Duterte diperkirakan akan tiba di Belanda pada hari Rabu. Putri bungsunya, Veronica Duterte, berencana untuk mengajukan permintaan habeas corpus ke Mahkamah Agung Filipina untuk memaksa pemerintah membawanya kembali, kata Salvador Panelo, mantan penasihat hukum utamanya.

Perang melawan narkoba adalah platform kampanye khas yang membawa Duterte berkuasa pada tahun 2016. Selama enam tahun masa jabatannya, 6.200 tersangka tewas selama operasi antinarkoba, menurut hitungan polisi.
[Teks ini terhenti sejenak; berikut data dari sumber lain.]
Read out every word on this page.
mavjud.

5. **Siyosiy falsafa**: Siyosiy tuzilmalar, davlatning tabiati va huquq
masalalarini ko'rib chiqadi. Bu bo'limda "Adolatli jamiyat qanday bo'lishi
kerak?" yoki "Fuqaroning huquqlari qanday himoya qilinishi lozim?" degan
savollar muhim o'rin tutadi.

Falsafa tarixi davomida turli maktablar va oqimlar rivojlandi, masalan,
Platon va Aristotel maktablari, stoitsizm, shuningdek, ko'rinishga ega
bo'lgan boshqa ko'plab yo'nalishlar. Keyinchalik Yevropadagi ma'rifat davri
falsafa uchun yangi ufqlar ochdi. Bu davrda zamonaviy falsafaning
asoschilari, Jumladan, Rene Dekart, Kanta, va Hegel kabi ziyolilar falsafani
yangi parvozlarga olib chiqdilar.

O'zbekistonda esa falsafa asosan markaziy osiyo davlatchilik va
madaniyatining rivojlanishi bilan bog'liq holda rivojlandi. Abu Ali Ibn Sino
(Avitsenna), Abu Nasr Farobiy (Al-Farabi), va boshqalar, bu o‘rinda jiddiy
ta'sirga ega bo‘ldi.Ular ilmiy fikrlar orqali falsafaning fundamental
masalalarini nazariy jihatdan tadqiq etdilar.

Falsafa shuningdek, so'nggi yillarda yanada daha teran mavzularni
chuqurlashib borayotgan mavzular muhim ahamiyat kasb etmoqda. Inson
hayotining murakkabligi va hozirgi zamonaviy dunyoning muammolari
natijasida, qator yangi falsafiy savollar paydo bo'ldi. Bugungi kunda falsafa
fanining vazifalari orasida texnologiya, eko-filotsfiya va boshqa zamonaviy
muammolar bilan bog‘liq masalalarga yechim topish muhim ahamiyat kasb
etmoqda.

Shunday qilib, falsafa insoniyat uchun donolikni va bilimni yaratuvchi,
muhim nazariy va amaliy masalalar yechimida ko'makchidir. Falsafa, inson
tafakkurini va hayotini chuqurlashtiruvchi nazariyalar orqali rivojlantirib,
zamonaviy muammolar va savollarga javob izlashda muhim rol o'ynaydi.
Namun, para aktivis mengatakan jumlah korban sebenarnya jauh lebih besar, dengan ribuan pengguna narkoba di daerah kumuh lainnya ditembak mati dalam keadaan misterius, beberapa di antaranya masuk dalam "daftar pantauan" masyarakat setelah mereka mendaftar untuk perawatan.

Meskipun Duterte secara sepihak menarik Filipina dari perjanjian pendirian ICC pada tahun 2019 saat mulai menyelidiki perang narkoba, pengadilan mengatakan bahwa mereka memiliki yurisdiksi untuk menyelidiki dugaan kejahatan yang terjadi saat suatu negara menjadi anggota.

"Penangkapan dan pemindahan mantan Presiden Duterte ke Den Haag merupakan kemenangan yang telah lama ditunggu-tunggu terhadap impunitas yang dapat membawa para korban dan keluarga mereka selangkah lebih dekat ke pengadilan," kata Bryony Lau, wakil direktur Asia di Human Rights Watch.

"Peristiwa penting ini mengirimkan pesan kepada para pelanggar hak asasi manusia di mana pun bahwa suatu hari mereka dapat dimintai pertanggungjawaban," tambah Lau.